I swallow hard and slap at another mosquito. “Will we be okay?”
“As long as no big predators come looking for us, yes.”
“That’s not very comforting.”
Mendoza turns to look at me and reaches into his shirt. “I’m not a fan of making promises I can’t keep.” He pulls out a pair of small bags and smiles. “I did find this, though.”
Pretzels. “You found the drink cart?” My stomach growls hungrily, and I want to rip both bags out of his hand and scarf the contents down.
“Part of it. There were a lot of smashed cans and these two bags. I’m hoping we can scout for a bit longer tomorrow and find the rest of it.”
“No more water, though?” I’m really thirsty and the sips we’ve been taking from our bottle haven’t been doing it.
He shakes his head. “We’ll refill it when it rains again with a leaf, just like we did earlier.” As we’d walked, he’d taken a big leaf from a tree and held it, making a funnel while the rain poured, and I held the bottle.
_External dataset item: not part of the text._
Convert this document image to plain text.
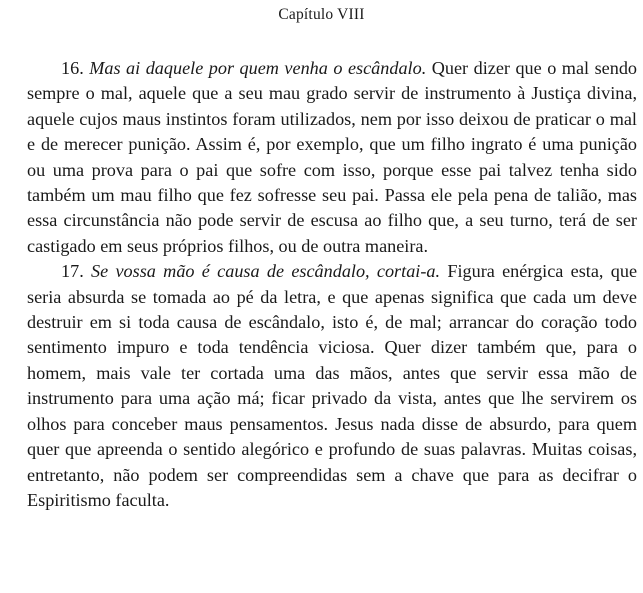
Capítulo VIII

16. Mas ai daquele por quem venha o escândalo. Quer dizer que o mal sendo sempre o mal, aquele que a seu mau grado servir de instrumento à Justiça divina, aquele cujos maus instintos foram utilizados, nem por isso deixou de praticar o mal e de merecer punição. Assim é, por exemplo, que um filho ingrato é uma punição ou uma prova para o pai que sofre com isso, porque esse pai talvez tenha sido também um mau filho que fez sofresse seu pai. Passa ele pela pena de talião, mas essa circunstância não pode servir de escusa ao filho que, a seu turno, terá de ser castigado em seus próprios filhos, ou de outra maneira.

17. Se vossa mão é causa de escândalo, cortai-a. Figura enérgica esta, que seria absurda se tomada ao pé da letra, e que apenas significa que cada um deve destruir em si toda causa de escândalo, isto é, de mal; arrancar do coração todo sentimento impuro e toda tendência viciosa. Quer dizer também que, para o homem, mais vale ter cortada uma das mãos, antes que servir essa mão de instrumento para uma ação má; ficar privado da vista, antes que lhe servirem os olhos para conceber maus pensamentos. Jesus nada disse de absurdo, para quem quer que apreenda o sentido alegórico e profundo de suas palavras. Muitas coisas, entretanto, não podem ser compreendidas sem a chave que para as decifrar o Espiritismo faculta.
It had provided us some water, but I felt as if I could drink an entire jug.
“And no sign of your Boy Scout bag?” I ask.
Another grim shake of his head. “Or Afonso. If that bastard got away . . .”
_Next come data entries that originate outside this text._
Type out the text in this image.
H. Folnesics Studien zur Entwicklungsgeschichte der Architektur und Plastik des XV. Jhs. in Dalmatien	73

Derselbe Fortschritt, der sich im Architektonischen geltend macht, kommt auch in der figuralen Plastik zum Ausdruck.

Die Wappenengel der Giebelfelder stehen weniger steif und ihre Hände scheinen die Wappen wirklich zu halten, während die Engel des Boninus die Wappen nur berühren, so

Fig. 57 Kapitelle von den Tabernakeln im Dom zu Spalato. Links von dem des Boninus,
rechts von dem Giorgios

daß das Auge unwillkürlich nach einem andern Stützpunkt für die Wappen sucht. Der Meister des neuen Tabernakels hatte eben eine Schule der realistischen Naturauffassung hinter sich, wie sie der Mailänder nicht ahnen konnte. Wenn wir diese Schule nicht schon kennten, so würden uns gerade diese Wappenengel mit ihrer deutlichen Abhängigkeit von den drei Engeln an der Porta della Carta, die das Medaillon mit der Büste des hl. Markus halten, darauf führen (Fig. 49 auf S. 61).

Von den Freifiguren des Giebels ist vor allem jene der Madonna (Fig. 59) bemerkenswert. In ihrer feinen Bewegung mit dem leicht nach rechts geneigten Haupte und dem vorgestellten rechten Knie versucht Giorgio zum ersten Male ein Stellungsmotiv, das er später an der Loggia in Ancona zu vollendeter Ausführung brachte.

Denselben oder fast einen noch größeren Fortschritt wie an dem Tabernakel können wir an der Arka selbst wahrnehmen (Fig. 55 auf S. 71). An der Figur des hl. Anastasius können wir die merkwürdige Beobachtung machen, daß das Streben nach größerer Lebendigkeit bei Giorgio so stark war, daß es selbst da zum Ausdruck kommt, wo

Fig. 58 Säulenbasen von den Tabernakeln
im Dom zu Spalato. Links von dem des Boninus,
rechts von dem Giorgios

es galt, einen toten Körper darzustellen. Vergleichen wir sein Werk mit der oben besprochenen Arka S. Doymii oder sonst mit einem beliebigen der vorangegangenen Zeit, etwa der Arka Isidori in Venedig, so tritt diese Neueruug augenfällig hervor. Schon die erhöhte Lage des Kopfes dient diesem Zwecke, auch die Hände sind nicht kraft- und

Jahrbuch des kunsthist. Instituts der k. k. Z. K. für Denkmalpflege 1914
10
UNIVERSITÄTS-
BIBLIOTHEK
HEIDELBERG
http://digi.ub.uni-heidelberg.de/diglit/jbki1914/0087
“It won’t do him any good. If we can’t get out of here, he can’t either, right?”
He rubs a hand over his wet hair, careful not to touch the bandages on his face. A rueful smile crosses his face. “Right.”
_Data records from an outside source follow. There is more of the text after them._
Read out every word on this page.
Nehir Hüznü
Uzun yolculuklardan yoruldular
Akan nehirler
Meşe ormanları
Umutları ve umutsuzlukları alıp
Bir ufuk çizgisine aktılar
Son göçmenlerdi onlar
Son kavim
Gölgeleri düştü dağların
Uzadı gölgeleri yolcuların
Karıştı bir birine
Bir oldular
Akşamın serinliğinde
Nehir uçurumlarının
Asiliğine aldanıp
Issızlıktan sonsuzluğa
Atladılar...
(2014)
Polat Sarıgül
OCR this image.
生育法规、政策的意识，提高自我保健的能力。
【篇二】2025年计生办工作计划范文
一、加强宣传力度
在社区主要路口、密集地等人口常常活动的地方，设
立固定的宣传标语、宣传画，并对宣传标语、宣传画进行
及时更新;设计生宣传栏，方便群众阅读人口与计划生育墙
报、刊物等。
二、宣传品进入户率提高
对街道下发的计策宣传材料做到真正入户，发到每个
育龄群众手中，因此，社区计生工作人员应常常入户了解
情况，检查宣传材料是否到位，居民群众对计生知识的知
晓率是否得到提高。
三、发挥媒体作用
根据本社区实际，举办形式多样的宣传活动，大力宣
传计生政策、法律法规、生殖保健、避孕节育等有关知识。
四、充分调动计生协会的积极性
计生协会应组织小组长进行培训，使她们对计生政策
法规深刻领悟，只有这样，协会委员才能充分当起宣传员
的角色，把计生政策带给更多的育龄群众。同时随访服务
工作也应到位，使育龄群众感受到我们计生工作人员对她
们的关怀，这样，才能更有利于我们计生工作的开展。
Rain starts to spatter once more, and I want to scream when the first droplets hit my skin. It has rained off and on all day, and just when I start to get dry, it starts again. I’m not looking forwa
rd to sleeping wet in the dark jungle, and Mendoza just shakes his head and moves to the firewood, bundling leaves around it and tucking it against the tree trunk. He then moves the lean-to over one side of the trunk and gestures that I should join him. “We’ll have pretzels for dinner, unless you object.”
“And here I was hoping we’d dine on bugs,” I say lightly, and step in.
“That’s breakfast,” he teases back.
It’s so ridiculous that I laugh, and he smiles at me in the twilight.
We scarf down a bag of pretzels each, wash it down with a few mouthfuls of water, and then try to get comfortable. There’s not a lot of room in our tiny, half-assed shelter. Water still drips down, but it’s protecting us from some of the worst of the rainfall, so there’s that. Mendoza moves to the outside, and I realize he’s doing that so I can be in the most sheltered part of the lean-to, where the least rain will hit.
That’s . . . sweet.
“There’s room for both of us,” I tell him as a fat raindrop plops on his head, right where his bandage is. I gesture at the covering over his eye. “You need to keep that dry.”
He shifts uncomfortably and doesn’t move toward me. “I’m fine.”
I roll my eyes and lie down, scrunching my body against the interior. “Get in here. I don’t bite.” I know why he’s reluctant. It’s that monster in his pants that I’ve pointed out like some sort of blushing virgin. Hell, I don’t blame him for that. “Monster in his pants” might be putting it mildly. Too mildly.
I’ve dated guys of all shapes and sizes. I’m no stranger to sex, and I’ve seen my share of ugly penises. Circumcised, low hanging balls, I’ve seen it all. However, I’ve never seen a dick that’s quite as big as Mendoza’s. He’s gone past the whole “lucky guy” category and straight into the “what the ever-loving fuck” category. The “don’t get that thing near me” category. The one that makes my legs tighten and want to clamp together at the thought. I haven’t seen him naked, but if what is outlined in his pants is legit, he’s abnormally huge. To think I mistook it for a weapon earlier is laughable.